The repeatability of the GBS runs was tested by intersecting the variant locations on the corresponding reference genomes. Here, bcftools [82] was used to intersect the three vcf-files and corresponding intersection numbers were calculated. Further, samtools mpileup was run for the GBS data aligned to the reference genome and for each sample contiguous areas, that had a minimum coverage of three reads, were identified and stored in bed-format. Individual sample-wise bed-files were then merged and only regions with read support from at least 10 samples were kept. This bed-file was then used to intersect the WGS-based vcf file using bedtools [83] and extract WGS variants only from the corresponding intersecting genome regions.

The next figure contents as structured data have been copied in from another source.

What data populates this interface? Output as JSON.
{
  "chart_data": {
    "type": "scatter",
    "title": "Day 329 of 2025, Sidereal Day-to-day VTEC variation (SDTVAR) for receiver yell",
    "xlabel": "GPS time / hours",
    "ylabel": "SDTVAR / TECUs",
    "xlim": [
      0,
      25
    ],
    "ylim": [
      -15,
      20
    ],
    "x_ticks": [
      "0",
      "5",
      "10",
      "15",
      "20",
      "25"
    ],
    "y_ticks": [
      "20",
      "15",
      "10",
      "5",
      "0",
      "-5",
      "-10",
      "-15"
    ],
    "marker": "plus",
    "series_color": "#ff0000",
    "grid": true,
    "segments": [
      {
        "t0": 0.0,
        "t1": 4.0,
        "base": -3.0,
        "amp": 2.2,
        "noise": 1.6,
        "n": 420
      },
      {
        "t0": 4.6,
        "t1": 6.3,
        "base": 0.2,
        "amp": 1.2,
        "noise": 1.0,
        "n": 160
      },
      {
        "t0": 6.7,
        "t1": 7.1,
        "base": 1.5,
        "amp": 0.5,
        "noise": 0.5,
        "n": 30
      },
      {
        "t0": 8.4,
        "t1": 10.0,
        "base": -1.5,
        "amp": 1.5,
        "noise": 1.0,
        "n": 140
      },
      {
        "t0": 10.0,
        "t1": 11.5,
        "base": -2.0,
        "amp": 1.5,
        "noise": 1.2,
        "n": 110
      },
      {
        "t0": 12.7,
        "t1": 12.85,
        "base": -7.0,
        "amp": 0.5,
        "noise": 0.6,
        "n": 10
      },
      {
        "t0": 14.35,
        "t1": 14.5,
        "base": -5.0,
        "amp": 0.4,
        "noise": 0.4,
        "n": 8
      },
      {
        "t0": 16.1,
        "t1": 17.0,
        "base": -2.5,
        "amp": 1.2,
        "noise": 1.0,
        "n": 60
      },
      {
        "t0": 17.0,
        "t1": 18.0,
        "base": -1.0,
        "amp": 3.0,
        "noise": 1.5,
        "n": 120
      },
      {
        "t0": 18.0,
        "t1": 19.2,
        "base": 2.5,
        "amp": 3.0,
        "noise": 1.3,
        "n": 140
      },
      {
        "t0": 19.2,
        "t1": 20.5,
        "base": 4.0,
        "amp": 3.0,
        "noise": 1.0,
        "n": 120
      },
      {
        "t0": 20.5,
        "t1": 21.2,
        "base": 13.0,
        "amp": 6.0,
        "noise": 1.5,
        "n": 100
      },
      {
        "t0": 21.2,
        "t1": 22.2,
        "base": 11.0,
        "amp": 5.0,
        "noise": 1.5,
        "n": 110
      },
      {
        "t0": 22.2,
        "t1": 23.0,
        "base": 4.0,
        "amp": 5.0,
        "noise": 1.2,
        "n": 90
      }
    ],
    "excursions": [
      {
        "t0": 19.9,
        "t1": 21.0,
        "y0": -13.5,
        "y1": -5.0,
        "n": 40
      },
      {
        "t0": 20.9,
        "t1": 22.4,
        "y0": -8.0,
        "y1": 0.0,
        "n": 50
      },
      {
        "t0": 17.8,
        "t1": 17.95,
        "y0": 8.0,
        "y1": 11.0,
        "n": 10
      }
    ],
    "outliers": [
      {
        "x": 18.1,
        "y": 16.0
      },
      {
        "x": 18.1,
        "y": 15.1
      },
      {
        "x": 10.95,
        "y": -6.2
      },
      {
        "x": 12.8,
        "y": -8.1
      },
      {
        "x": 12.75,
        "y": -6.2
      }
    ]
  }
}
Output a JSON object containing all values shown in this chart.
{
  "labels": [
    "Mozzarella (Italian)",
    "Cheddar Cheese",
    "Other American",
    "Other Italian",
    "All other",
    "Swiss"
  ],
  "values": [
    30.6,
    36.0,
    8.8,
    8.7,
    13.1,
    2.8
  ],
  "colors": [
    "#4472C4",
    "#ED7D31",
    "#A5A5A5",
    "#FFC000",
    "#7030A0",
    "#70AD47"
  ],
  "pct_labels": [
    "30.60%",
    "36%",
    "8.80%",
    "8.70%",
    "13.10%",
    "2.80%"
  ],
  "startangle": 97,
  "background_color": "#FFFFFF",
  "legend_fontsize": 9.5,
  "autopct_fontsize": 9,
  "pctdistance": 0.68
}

In cattle, the GBS variant based variability and relatedness were compared against resampled WGS variants with restricted variant numbers from 50 to 30 000 to compare how the variant number influenced the classical Genomic Relatedness Matrix (GRM) calculated using the R-package BGData [84]. The GRM based on the full WGS variant matrix was compared to smaller bootstrap samples of WGS and GBS data.
The lift-over between mock reference and pre-existing reference genome to compare variants from both methods based on their chromosomal was done by using the tool transanno. Here, first the mock reference was aligned against the reference genome and the resulting file in pairwise mapping format (paf) was then used in transanno to create the lift-over chain and eventually to perform the lift-over. Chromosomal locations between the lift-overed mock reference-based variants and their pre-existing reference genome based counterparts were then again matched via bcftools isec.

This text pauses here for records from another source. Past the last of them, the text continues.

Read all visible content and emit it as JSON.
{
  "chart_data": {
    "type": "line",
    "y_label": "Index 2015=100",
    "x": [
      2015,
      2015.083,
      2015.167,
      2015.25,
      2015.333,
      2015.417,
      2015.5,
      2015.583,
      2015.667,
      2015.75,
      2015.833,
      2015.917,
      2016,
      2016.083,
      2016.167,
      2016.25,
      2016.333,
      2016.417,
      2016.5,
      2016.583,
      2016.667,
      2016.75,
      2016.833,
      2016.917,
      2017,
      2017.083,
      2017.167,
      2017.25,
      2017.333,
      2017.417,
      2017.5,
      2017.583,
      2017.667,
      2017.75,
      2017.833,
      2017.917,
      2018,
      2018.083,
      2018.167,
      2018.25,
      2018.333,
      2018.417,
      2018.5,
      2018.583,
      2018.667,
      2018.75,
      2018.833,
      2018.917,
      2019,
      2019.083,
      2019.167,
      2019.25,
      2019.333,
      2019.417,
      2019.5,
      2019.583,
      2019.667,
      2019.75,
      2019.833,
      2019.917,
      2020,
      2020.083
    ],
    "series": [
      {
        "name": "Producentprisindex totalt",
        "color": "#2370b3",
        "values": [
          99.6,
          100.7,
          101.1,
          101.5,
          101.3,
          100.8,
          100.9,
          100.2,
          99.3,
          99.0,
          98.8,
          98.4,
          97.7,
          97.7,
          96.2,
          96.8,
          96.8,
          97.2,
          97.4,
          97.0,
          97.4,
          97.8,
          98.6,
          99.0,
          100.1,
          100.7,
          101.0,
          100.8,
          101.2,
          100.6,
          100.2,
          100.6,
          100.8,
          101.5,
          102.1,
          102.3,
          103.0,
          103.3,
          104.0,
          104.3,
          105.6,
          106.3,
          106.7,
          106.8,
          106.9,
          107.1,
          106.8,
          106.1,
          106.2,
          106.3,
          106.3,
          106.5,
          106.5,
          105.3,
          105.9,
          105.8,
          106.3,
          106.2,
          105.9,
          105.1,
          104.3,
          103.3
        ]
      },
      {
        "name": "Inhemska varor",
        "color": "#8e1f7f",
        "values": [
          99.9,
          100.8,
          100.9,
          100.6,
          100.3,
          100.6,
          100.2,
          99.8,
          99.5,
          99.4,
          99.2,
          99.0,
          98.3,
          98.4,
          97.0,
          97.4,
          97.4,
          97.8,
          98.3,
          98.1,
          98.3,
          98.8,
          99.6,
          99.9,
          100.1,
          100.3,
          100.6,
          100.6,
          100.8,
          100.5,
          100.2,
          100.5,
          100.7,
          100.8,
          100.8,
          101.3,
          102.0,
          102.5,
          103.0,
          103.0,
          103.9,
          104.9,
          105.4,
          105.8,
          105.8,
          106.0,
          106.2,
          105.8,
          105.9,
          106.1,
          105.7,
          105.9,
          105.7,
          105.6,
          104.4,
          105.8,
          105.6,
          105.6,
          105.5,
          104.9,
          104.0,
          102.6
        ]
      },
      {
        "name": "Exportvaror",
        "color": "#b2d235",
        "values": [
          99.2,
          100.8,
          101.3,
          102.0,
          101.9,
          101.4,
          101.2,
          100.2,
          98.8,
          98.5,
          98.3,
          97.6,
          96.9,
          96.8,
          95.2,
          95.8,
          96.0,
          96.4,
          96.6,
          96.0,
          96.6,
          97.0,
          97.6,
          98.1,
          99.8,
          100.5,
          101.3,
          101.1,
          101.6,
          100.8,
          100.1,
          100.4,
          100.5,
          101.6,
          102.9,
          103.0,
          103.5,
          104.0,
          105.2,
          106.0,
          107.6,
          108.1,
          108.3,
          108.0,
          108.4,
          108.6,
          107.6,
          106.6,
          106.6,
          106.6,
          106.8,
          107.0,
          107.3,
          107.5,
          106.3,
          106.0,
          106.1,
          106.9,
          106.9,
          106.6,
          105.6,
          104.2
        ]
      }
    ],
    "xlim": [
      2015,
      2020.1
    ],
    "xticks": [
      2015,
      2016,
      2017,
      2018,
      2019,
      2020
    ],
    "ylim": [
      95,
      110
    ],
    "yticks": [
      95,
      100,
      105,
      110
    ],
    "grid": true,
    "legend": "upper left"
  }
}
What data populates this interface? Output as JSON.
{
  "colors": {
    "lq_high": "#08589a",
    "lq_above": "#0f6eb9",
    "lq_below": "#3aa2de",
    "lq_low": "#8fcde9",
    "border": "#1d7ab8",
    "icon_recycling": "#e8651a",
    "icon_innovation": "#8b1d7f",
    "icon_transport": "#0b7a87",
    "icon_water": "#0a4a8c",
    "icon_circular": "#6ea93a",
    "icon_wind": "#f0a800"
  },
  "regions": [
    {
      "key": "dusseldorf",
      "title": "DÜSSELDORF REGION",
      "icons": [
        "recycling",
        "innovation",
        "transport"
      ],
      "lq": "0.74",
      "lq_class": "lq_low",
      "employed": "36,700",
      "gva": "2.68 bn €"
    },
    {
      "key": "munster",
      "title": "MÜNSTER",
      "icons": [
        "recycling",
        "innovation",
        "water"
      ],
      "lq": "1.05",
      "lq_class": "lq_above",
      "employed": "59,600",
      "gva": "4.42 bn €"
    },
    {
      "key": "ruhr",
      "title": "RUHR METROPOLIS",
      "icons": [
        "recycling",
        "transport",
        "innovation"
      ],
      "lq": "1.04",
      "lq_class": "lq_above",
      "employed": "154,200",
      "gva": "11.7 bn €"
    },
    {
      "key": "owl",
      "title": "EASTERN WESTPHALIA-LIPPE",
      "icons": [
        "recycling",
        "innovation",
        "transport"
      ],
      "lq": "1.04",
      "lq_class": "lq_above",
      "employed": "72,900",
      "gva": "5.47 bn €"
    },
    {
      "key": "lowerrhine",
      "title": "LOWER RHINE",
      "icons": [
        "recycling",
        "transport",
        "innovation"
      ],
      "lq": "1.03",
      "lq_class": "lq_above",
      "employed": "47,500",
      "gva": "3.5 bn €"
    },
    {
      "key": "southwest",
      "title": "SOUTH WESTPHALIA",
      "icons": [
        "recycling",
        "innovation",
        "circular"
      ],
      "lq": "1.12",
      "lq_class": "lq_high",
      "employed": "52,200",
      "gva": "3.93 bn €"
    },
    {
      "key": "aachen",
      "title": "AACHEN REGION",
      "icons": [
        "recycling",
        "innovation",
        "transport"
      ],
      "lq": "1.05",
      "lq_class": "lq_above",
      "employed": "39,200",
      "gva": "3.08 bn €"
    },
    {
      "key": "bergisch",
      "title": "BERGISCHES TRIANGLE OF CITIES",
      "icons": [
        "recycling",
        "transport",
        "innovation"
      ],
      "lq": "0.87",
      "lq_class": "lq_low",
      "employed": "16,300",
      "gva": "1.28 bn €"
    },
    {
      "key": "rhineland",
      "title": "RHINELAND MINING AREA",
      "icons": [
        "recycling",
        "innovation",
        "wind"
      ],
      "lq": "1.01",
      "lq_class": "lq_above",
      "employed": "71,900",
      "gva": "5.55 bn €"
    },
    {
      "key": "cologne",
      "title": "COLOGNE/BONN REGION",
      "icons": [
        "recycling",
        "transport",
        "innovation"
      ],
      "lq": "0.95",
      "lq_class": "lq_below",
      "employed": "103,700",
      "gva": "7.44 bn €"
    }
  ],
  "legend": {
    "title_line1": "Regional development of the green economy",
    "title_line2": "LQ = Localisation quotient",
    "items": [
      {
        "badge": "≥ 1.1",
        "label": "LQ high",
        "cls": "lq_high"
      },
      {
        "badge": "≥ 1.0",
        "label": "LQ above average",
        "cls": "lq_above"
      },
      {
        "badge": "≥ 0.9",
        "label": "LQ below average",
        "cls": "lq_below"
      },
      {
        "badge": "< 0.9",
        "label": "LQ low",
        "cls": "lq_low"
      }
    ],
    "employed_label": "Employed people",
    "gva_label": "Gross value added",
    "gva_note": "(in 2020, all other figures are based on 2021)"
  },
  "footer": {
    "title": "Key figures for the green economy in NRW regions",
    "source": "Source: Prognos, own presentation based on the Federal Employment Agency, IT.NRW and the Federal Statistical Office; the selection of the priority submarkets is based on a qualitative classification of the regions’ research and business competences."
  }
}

The GRM structure differences were quantified by measuring the variability in different directions using the distance between the eigenvalues of the matrices, calculated using the Frobenius matrix norm.
For whitefish data, relatedness in trios was assessed using the full whitefish data set to overcome bias in the small data set caused by few closely related individuals in the parental generation. In addition to the genomic relatedness, the genotype quality was assessed by evaluating non-Mendelian inheritance of the GBS variants in five families of trios, that included parents and an offspring.